Hal ini mencerminkan penarikan AS dari Irak, perang tidak populer lainnya yang diwarisi Obama. Peningkatan kekerasan sektarian menyusul penarikan pasukan Amerika pada akhir tahun 2011, diikuti oleh pengambilalihan Ramadi dan Fallujah yang baru-baru ini dilakukan oleh afiliasi al-Qaeda yang dikenal sebagai Negara Islam Irak dan Syam (ISIS).
Marina Ottaway, seorang peneliti senior di Woodrow Wilson Center di Washington, mengatakan bahwa kelompok ekstremis yang menguasai Irak adalah dampak dari konflik di negara tetangga Suriah dan hal ini dipicu oleh keengganan Obama untuk mendukung pemberontak moderat yang mendukung Assad. untuk mempersenjatai.
“Tidak ada keraguan bahwa kebijakan Amerika membantu menciptakan kekosongan di mana satu-satunya kekuatan yang efektif adalah kekuatan radikal,” kata Ottaway pada hari Selasa.
Perang saudara berdarah di Suriah belum dimulai ketika AS berencana menarik diri dari Irak. Namun para pejabat Gedung Putih menyatakan bahwa mempertahankan pasukan AS di Irak tidak akan banyak membantu menghentikan kekerasan yang terjadi saat ini.

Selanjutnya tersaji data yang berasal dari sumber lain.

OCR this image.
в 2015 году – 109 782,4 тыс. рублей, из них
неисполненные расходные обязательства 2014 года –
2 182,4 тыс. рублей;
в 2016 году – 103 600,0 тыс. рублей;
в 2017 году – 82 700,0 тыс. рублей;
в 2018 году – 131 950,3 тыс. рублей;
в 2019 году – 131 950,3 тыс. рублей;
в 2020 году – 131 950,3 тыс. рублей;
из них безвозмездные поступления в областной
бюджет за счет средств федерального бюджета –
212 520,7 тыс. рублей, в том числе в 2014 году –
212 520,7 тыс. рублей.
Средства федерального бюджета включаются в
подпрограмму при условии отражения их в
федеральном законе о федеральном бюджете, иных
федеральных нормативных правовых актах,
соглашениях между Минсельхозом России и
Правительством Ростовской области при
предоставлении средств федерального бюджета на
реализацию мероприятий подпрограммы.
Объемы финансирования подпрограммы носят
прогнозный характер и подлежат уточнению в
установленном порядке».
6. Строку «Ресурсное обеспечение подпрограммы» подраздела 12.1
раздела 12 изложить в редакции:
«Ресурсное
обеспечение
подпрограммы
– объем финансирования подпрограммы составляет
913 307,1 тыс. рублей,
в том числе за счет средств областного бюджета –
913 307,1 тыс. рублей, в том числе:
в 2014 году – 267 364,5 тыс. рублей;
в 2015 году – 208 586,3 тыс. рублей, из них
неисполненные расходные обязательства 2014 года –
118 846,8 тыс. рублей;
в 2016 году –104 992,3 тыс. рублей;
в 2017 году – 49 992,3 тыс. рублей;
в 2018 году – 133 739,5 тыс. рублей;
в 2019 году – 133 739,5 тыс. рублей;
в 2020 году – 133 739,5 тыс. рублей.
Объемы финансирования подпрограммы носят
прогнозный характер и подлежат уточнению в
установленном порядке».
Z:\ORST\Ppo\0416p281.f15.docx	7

“Terjadi konflik sektarian, konflik sektarian yang penuh kekerasan, di Irak ketika ada 150.000 tentara Amerika yang ditempatkan di sana,” kata juru bicara Gedung Putih Jay Carney. “Jadi gagasan bahwa hal ini tidak akan terjadi jika ada 10.000 tentara di Irak, menurut saya perlu dicermati dengan cermat.”
Padahal Kepala Staf Angkatan Darat Jenderal. Ray Odierno, mantan komandan utama pasukan AS di Irak, mengatakan bahwa al-Qaeda dan pemberontak lainnya mencoba mengambil keuntungan dari ketegangan sektarian di sebagian besar Timur Tengah.
“Ini bukan hanya tentang Irak,” kata Odierno kepada wartawan, Selasa. “Ini adalah sesuatu yang harus kita waspadai ketika kita melihat Timur Tengah: Apa yang terjadi di Suriah, apa yang terjadi di Lebanon, apa yang terjadi di Irak.”
Irak kini mencari lebih banyak senjata, pesawat terbang, dan bantuan intelijen AS untuk membantu melawan Al Qaeda. Duta Besar Irak Lukman Faily mengatakan dalam sebuah wawancara bahwa meskipun Baghdad tidak ingin pasukan Amerika kembali, Kabul mungkin tidak menolak rencana Amerika untuk tetap berada di Afghanistan.
“Kepindahan pasukan AS yang tiba-tiba dari Irak, yang bertentangan dengan persyaratan kami untuk memiliki kedaulatan dengan segala cara, bukanlah sesuatu yang bermanfaat bagi semua pihak,” kata Faily, utusan utama Baghdad untuk AS. “Dan apa yang kita lihat sekarang adalah dampaknya. …Tidak ada skenario yang jelas.”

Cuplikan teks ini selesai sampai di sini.